Risk Factors for Human Trafficking
Factors that are associated with increased risk for victimization may be viewed using a public health approach according to the socioecological model. This model describes individual, relationship, community, and societal factors that may result in vulnerability to human trafficking (Greenbaum, 2020).
Individual risk factors include:
- History of exposure to homelessness
- Running away from home
- Physical, sexual, or other types of abuse
- Involvement with Child Protective Services, the juvenile justice system, or foster care
- Identification as lesbian, gay, bisexual, transgender, queer, or questioning (LGBTQ+)
- Being marginalized
- Immigration status as an unaccompanied minor
Relationship risk factors include but are not limited to:
- Poverty
- Unemployment
- Family violence
- Loss or abandonment
- Peer or family exploitation
Community risk factors are seen in areas where residents are involved in mass migration, corruption prevails, and exploitation is tolerated.

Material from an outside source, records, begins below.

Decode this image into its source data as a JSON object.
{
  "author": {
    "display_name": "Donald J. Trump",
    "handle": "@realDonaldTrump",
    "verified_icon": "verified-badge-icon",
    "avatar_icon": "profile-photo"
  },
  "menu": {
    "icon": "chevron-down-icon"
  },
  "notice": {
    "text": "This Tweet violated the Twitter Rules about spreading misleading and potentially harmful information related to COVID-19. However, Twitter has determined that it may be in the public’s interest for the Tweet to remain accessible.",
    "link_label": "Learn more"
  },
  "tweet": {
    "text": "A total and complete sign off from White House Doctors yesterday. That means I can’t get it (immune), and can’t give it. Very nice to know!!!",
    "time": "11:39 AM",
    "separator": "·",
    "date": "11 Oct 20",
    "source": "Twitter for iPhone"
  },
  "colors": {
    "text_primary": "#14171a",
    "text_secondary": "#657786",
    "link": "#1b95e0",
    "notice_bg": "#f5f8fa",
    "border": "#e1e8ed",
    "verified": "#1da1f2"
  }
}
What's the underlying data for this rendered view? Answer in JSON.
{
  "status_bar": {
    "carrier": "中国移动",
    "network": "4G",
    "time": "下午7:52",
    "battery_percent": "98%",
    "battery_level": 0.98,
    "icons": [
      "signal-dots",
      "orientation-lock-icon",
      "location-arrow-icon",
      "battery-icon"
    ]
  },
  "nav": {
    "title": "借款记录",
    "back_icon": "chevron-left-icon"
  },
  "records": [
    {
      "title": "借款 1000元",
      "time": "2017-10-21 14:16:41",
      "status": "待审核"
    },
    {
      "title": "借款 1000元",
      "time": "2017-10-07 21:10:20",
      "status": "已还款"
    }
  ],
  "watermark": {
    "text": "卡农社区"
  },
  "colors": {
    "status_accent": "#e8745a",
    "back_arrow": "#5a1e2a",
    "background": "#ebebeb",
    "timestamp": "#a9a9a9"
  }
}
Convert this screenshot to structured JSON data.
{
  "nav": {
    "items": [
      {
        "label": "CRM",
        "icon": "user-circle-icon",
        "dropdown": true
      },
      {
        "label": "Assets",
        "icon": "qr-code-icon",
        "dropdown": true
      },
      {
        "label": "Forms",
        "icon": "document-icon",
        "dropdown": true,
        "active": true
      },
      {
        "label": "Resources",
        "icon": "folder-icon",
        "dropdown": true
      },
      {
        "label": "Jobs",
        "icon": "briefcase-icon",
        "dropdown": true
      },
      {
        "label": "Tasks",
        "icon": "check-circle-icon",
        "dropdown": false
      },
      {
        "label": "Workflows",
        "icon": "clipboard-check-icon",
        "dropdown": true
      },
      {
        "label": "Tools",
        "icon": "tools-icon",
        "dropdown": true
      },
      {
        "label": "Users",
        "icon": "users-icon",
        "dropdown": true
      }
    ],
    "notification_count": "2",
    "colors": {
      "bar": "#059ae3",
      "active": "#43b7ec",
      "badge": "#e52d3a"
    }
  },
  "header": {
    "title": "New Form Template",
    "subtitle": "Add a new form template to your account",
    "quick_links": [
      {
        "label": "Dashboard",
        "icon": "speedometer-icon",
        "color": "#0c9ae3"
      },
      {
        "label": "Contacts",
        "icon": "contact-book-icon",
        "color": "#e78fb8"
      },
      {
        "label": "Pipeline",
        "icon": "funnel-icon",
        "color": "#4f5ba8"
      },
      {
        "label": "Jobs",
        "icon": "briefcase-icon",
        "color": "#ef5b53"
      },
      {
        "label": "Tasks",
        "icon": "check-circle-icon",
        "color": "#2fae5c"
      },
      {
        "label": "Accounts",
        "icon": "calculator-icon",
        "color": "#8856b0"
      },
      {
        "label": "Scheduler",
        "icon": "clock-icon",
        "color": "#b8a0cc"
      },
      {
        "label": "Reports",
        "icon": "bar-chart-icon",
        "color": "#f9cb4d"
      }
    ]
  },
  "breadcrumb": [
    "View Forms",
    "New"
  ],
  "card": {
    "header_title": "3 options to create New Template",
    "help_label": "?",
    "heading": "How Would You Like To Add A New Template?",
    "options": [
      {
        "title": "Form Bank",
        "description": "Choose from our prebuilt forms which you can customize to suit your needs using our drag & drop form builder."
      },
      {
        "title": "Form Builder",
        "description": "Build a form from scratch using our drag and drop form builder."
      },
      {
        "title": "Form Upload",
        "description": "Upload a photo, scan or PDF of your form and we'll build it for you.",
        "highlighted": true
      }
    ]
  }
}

Persons who live in a community that is exposed to violence and natural disasters are also vulnerable to human trafficking.
Societal risk factors are seen in groups that subscribe to cultural beliefs that support marginalization and inequality in matters of race, gender, and the rights of children. Individuals in societies that are without human trafficking laws or do not hold exploiters accountable are also at risk (Greenbaum, 2020).